Most people do not. Fax is still used in healthcare, legal, and real estate industries. If you do not fax, you can save money and desk space by choosing a model without fax. The Canon TR4720 and HP OfficeJet Pro 8139 are good picks if you need fax.
Use the printer at least once a week to prevent ink from drying. Use genuine supplies from the manufacturer; third-party inks can cause clogs and void warranties. Keep the printer away from direct sunlight and dust. Update firmware when prompted for security and compatibility fixes.

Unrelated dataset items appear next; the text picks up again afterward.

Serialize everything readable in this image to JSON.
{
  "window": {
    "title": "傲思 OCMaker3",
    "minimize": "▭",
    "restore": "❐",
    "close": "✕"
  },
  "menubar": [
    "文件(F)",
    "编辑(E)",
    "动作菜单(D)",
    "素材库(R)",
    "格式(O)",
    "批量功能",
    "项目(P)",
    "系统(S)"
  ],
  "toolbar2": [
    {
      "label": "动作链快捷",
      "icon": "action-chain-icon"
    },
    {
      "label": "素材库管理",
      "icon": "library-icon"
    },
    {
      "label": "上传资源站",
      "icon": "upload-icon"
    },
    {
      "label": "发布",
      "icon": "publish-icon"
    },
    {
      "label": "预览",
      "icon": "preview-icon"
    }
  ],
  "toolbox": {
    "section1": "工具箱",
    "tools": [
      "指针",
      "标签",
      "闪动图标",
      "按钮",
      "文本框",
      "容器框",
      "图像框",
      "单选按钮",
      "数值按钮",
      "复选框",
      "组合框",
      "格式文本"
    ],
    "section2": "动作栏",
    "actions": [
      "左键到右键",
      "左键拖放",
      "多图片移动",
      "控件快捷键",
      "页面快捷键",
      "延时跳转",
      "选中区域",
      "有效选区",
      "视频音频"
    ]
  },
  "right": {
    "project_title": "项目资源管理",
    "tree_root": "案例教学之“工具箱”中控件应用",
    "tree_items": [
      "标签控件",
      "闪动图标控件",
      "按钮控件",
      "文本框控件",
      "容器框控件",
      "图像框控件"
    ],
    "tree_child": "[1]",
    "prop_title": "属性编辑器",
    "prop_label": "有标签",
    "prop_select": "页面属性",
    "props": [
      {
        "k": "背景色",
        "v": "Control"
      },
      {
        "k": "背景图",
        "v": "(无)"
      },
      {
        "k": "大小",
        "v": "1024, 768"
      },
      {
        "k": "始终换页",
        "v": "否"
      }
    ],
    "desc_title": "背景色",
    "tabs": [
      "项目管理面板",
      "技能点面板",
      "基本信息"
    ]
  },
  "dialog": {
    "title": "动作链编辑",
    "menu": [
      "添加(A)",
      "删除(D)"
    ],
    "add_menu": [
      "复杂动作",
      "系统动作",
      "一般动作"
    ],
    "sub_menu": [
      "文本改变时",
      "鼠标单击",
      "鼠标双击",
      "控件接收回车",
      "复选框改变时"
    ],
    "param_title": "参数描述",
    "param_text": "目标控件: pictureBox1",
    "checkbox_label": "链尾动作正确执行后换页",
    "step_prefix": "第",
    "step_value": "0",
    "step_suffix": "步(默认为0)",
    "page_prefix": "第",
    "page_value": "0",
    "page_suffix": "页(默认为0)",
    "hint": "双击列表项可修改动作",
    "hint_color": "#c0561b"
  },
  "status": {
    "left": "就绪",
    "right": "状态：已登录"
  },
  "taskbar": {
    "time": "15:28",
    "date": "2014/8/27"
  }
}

The Canon PIXMA TS6520 is the best printer scanner for most people. It balances print quality, ease of use, and a reasonable set of features in a compact package. If you print mostly black documents and need speed, the Brother DCP-L2640DW is the laser workhorse you will appreciate every day. For families who print in volume, the HP Smart Tank 5000 eliminates ink anxiety for years.
Home office users should weigh the HP OfficeJet Pro 8139 if they want a touchscreen and fax, or the HP OfficeJet Pro 8125e if they can do without those extras. The Canon PIXMA TR7120 is the pick for anyone who scans multi-page stacks regularly.
Your choice really comes down to how much you print, whether you need color, and how important scanning speed is. Name your top priority and the right best printer scanner will become clear.